Harriet’s knees gave way under her and the man grabbed her before she hit the ground. The footman helped her to a chair in the next room and Harriet caged her face with her hands. Her mind felt scattered to the four corners of the world and horror turned her stomach bitter.
“Have…” she swallowed over bile, “have the constables been notified?”
“This morning, yes, Miss,” the man nodded. “They think it’s a case of mugging gone wrong.”
“If they had come to steal, they would have left him be,” Harriet said weakly. “No one would have taken him. If they come back here, I think I know who to tell them to look into.”
“You might have to wait a while, Miss,” the footman said. “If you need, a maid will assist you.”
Left to worry, Harriet began to debate with herself in sending for her brother but knew she could not stay there alone. She was not going home to Carrington Manor, as there was another problem she could not face yet, and even if Ben tried to force her, she would not go.
Retreating into the room, she asked a maid for tea and prepared herself to tell the constable about Dawson.
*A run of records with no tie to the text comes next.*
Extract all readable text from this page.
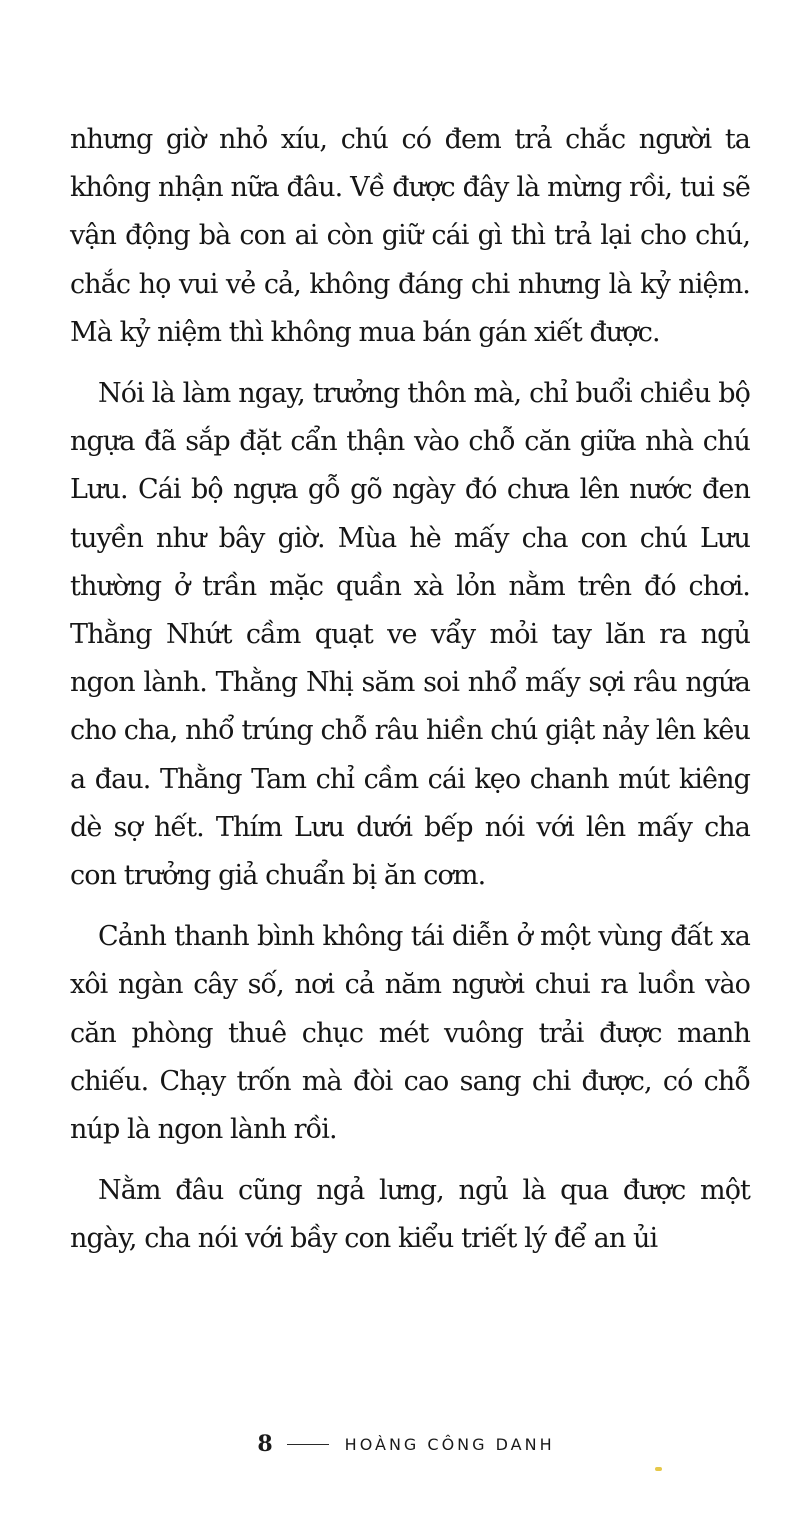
nhưng giờ nhỏ xíu, chú có đem trả chắc người ta không nhận nữa đâu. Về được đây là mừng rồi, tui sẽ vận động bà con ai còn giữ cái gì thì trả lại cho chú, chắc họ vui vẻ cả, không đáng chi nhưng là kỷ niệm. Mà kỷ niệm thì không mua bán gán xiết được.

Nói là làm ngay, trưởng thôn mà, chỉ buổi chiều bộ ngựa đã sắp đặt cẩn thận vào chỗ căn giữa nhà chú Lưu. Cái bộ ngựa gỗ gõ ngày đó chưa lên nước đen tuyền như bây giờ. Mùa hè mấy cha con chú Lưu thường ở trần mặc quần xà lỏn nằm trên đó chơi. Thằng Nhứt cầm quạt ve vẩy mỏi tay lăn ra ngủ ngon lành. Thằng Nhị săm soi nhổ mấy sợi râu ngứa cho cha, nhổ trúng chỗ râu hiền chú giật nảy lên kêu a đau. Thằng Tam chỉ cầm cái kẹo chanh mút kiêng dè sợ hết. Thím Lưu dưới bếp nói với lên mấy cha con trưởng giả chuẩn bị ăn cơm.

Cảnh thanh bình không tái diễn ở một vùng đất xa xôi ngàn cây số, nơi cả năm người chui ra luồn vào căn phòng thuê chục mét vuông trải được manh chiếu. Chạy trốn mà đòi cao sang chi được, có chỗ núp là ngon lành rồi.

Nằm đâu cũng ngả lưng, ngủ là qua được một ngày, cha nói với bầy con kiểu triết lý để an ủi

8	HOÀNG CÔNG DANH
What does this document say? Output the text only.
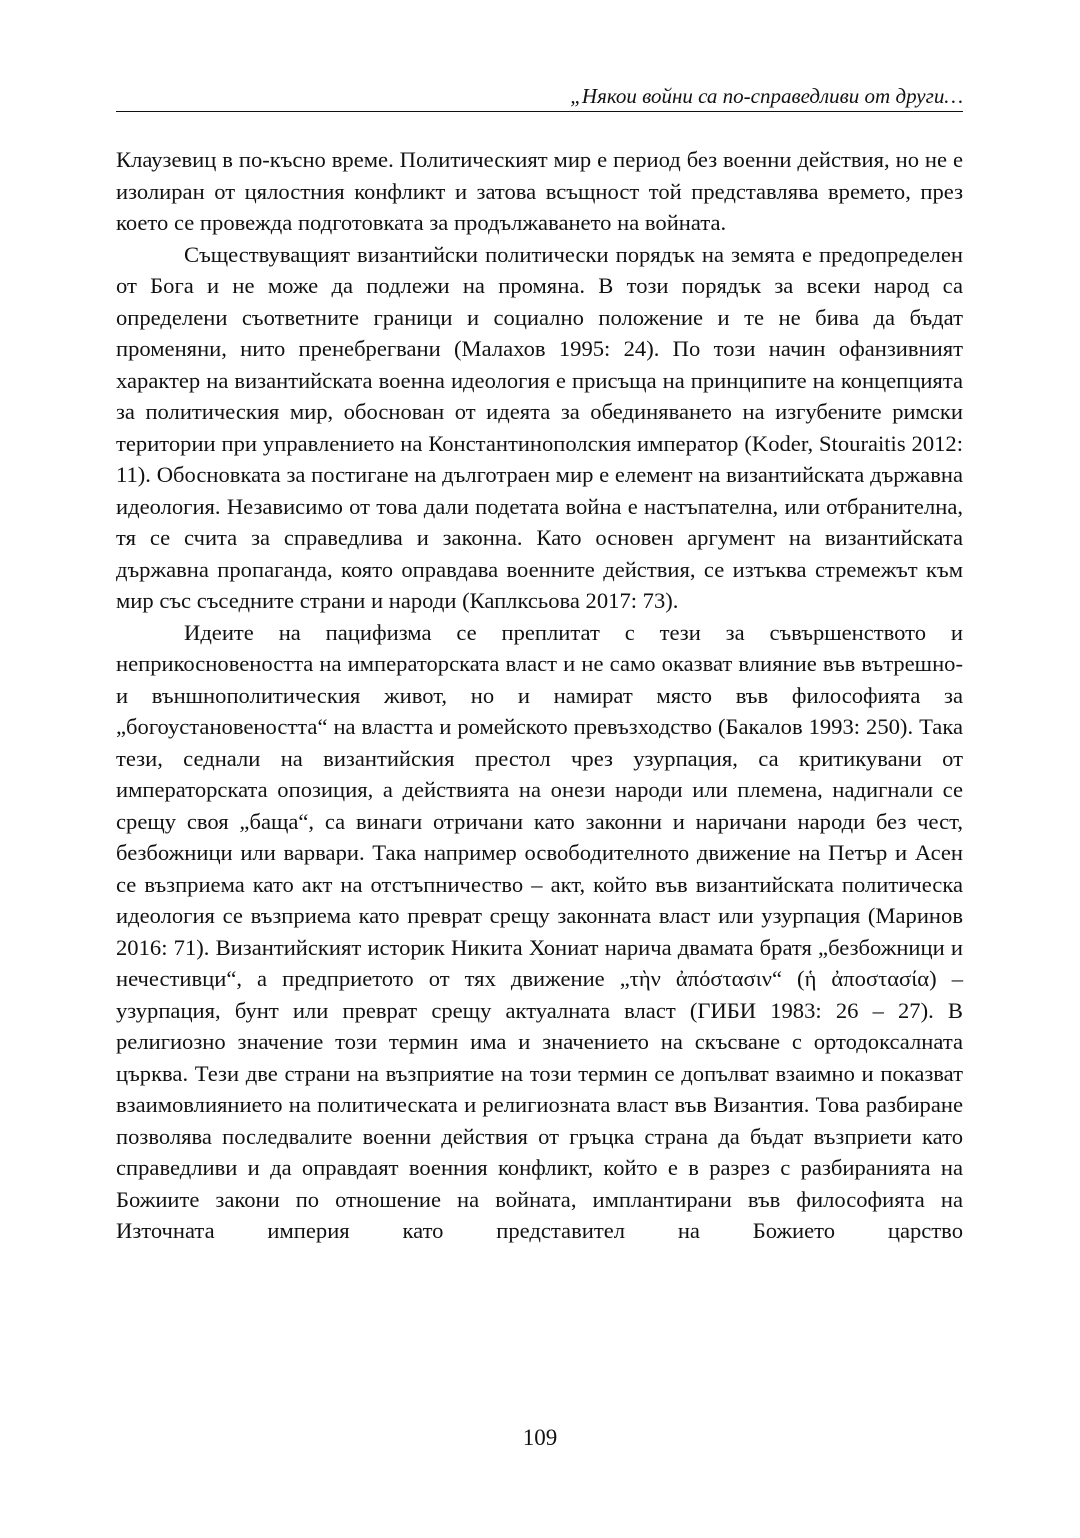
„Някои войни са по-справедливи от други…

Клаузевиц в по-късно време. Политическият мир е период без военни действия, но не е изолиран от цялостния конфликт и затова всъщност той представлява времето, през което се провежда подготовката за продължаването на войната.

Съществуващият византийски политически порядък на земята е предопределен от Бога и не може да подлежи на промяна. В този порядък за всеки народ са определени съответните граници и социално положение и те не бива да бъдат променяни, нито пренебрегвани (Малахов 1995: 24). По този начин офанзивният характер на византийската военна идеология е присъща на принципите на концепцията за политическия мир, обоснован от идеята за обединяването на изгубените римски територии при управлението на Константинополския император (Koder, Stouraitis 2012: 11). Обосновката за постигане на дълготраен мир е елемент на византийската държавна идеология. Независимо от това дали подетата война е настъпателна, или отбранителна, тя се счита за справедлива и законна. Като основен аргумент на византийската държавна пропаганда, която оправдава военните действия, се изтъква стремежът към мир със съседните страни и народи (Каплксьова 2017: 73).

Идеите на пацифизма се преплитат с тези за съвършенството и неприкосновеността на императорската власт и не само оказват влияние във вътрешно- и външнополитическия живот, но и намират място във философията за „богоустановеността“ на властта и ромейското превъзходство (Бакалов 1993: 250). Така тези, седнали на византийския престол чрез узурпация, са критикувани от императорската опозиция, а действията на онези народи или племена, надигнали се срещу своя „баща“, са винаги отричани като законни и наричани народи без чест, безбожници или варвари. Така например освободителното движение на Петър и Асен се възприема като акт на отстъпничество – акт, който във византийската политическа идеология се възприема като преврат срещу законната власт или узурпация (Маринов 2016: 71). Византийският историк Никита Хониат нарича двамата братя „безбожници и нечестивци“, а предприетото от тях движение „τὴν ἀπόστασιν“ (ἡ ἀποστασία) – узурпация, бунт или преврат срещу актуалната власт (ГИБИ 1983: 26 – 27). В религиозно значение този термин има и значението на скъсване с ортодоксалната църква. Тези две страни на възприятие на този термин се допълват взаимно и показват взаимовлиянието на политическата и религиозната власт във Византия. Това разбиране позволява последвалите военни действия от гръцка страна да бъдат възприети като справедливи и да оправдаят военния конфликт, който е в разрез с разбиранията на Божиите закони по отношение на войната, имплантирани във философията на Източната империя като представител на Божието царство

109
Thirty-three minutes to the time she had sent for Ben, he came charging into the house, his face set with anger.
“You shouldn’t be here,” he declared. “I am taking you back to Canterbury.”
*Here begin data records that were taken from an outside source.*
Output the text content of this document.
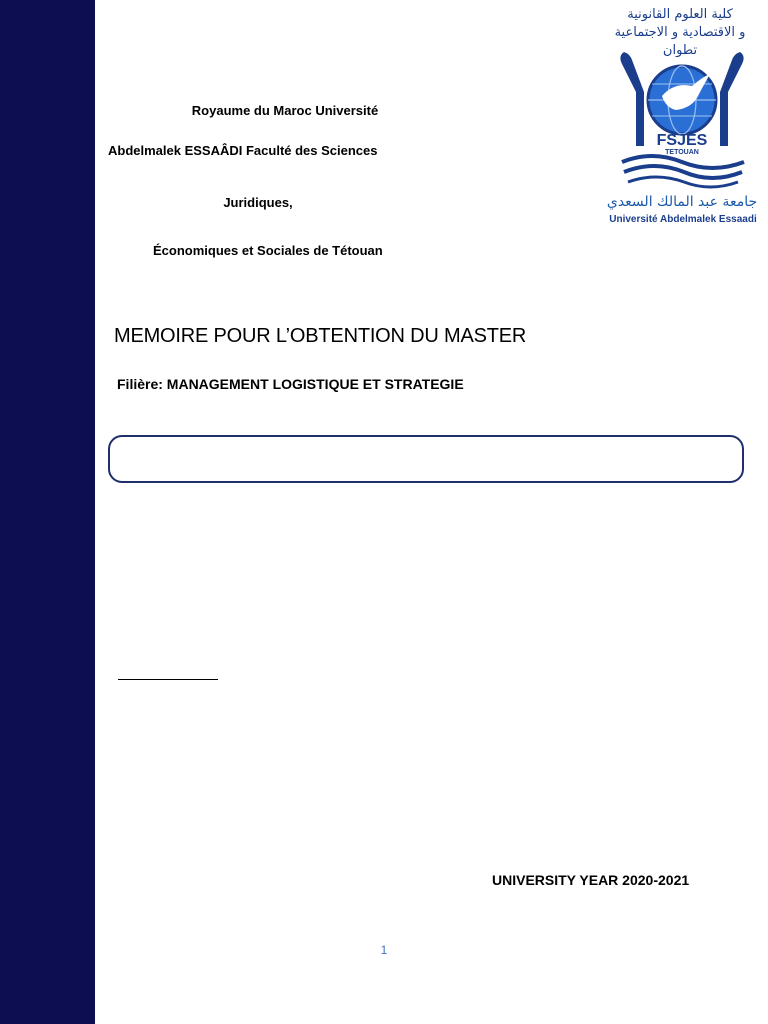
Royaume du Maroc Université
Abdelmalek ESSAÂDI Faculté des Sciences
Juridiques,
Économiques et Sociales de Tétouan
كلية العلوم القانونية
و الاقتصادية و الاجتماعية
تطوان
FSJES
TETOUAN
جامعة عبد المالك السعدي
Université Abdelmalek Essaadi
MEMOIRE POUR L’OBTENTION DU MASTER
Filière: MANAGEMENT LOGISTIQUE ET STRATEGIE
UNIVERSITY YEAR 2020-2021
1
“I am not going,” Harriet said. Annoyance flashed in her gaze as she lifted her chin high. “The love of my life has been taken and I am not moving an inch until he’s found.”
“Harriet—”
“No, Ben!” she snapped. “I am staying right here until we find Daniel.”
He raked his hand through his hair, “Why did you leave the Manor in the dead of night? We came to look for you but neither you nor Raster were here.”
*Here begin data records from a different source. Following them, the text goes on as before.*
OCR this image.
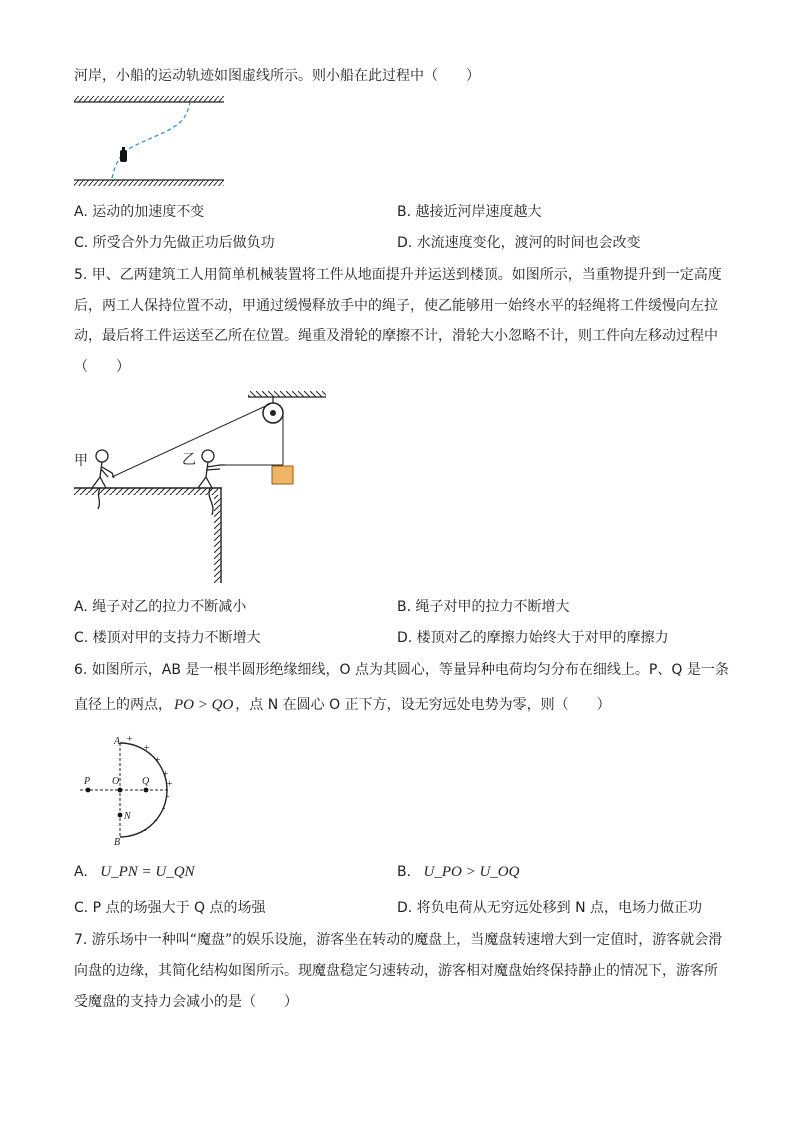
河岸，小船的运动轨迹如图虚线所示。则小船在此过程中（　　）
A. 运动的加速度不变	B. 越接近河岸速度越大
C. 所受合外力先做正功后做负功	D. 水流速度变化，渡河的时间也会改变
5. 甲、乙两建筑工人用简单机械装置将工件从地面提升并运送到楼顶。如图所示，当重物提升到一定高度
后，两工人保持位置不动，甲通过缓慢释放手中的绳子，使乙能够用一始终水平的轻绳将工件缓慢向左拉
动，最后将工件运送至乙所在位置。绳重及滑轮的摩擦不计，滑轮大小忽略不计，则工件向左移动过程中
（　　）
甲	乙
A. 绳子对乙的拉力不断减小	B. 绳子对甲的拉力不断增大
C. 楼顶对甲的支持力不断增大	D. 楼顶对乙的摩擦力始终大于对甲的摩擦力
6. 如图所示，AB 是一根半圆形绝缘细线，O 点为其圆心，等量异种电荷均匀分布在细线上。P、Q 是一条
直径上的两点， PO > QO ，点 N 在圆心 O 正下方，设无穷远处电势为零，则（　　）
A
B
P O Q
N
+
+
+
+
+
-
-
-
-
A. U_PN = U_QN	B. U_PO > U_OQ
C. P 点的场强大于 Q 点的场强	D. 将负电荷从无穷远处移到 N 点，电场力做正功
7. 游乐场中一种叫“魔盘”的娱乐设施，游客坐在转动的魔盘上，当魔盘转速增大到一定值时，游客就会滑
向盘的边缘，其简化结构如图所示。现魔盘稳定匀速转动，游客相对魔盘始终保持静止的情况下，游客所
受魔盘的支持力会减小的是（　　）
“That’s because he went to arrange for our wedding,” Harriet said, ignoring Ben’s cry of outrage. “Carrington found that it was Dawson who was behind my embarrassment, and now, he’s missing. I suspect he is the one who took Daniel.”
“You’d get married behind our backs?” Ben demanded.
“Yes,” Harriet said ruefully. “I know it’s not ideal, Ben, but I love him. Our relationship might have started in an unconventional way, but it grew into something more. Why would you deny me the only man I love because others frown up it? If you were in my position, would you refuse yourself the lady you love for the sake of other’s opinions?”
Ben’s lips flattened, as he stared at her, “I still have my misgivings, but we’ll sort that out after we get Raster back. So, you say, Dawson might be behind this?”
* * *
The sharp scent of salt, the putrid garbage and a dull throbbing in his temple were what woke Daniel. He suspected that he was near the sea, but the ground under him was not moving, so he realized that he wasn’t on a ship. Lifting his head, he blinked at the dimness from shuttered windows, and glanced around the wide space of an empty warehouse.
He was near a wall, but could feel he was tied to a rusty iron spit when he tried to move his hands. When he looked closely, he could see the dust laying on the ground and the cobwebs in the corners.
Undeterred, he tried to work his wrists so he could work the rope against the iron but with how awkwardly he was seated, he soon felt his arms tiring, but he kept at it. He had to get back to Harriet and not bungle this latest marriage attempt.
She has gone through enough.
“You’ll break your arm if you keep at it,” Carrington’s smug voice cut through his thoughts. The Baron came closer, then crouched and grabbed Daniel’s hair to crane his head up, “You are not worthy of her.”
Gritting his teeth, Daniel snarled, “When I get free, there is no part of this land you can hide where I won’t find you.”
“Carrington laughed maliciously, “You think you’re leaving here alive? You are a poor, deluded fool.”
Incensed, Daniel spat back, “She told me what you did; you adulterous by-blow. How could you seduce her in her bed, in the same house your wife lives in? She is your wife’ssister!”
The fist connected solidly with Daniel’s jaw, snapping his head to the side just before Carrington’s hand circled his throat in a suffocating grip, cutting off his air and lifting him an inch above the ground.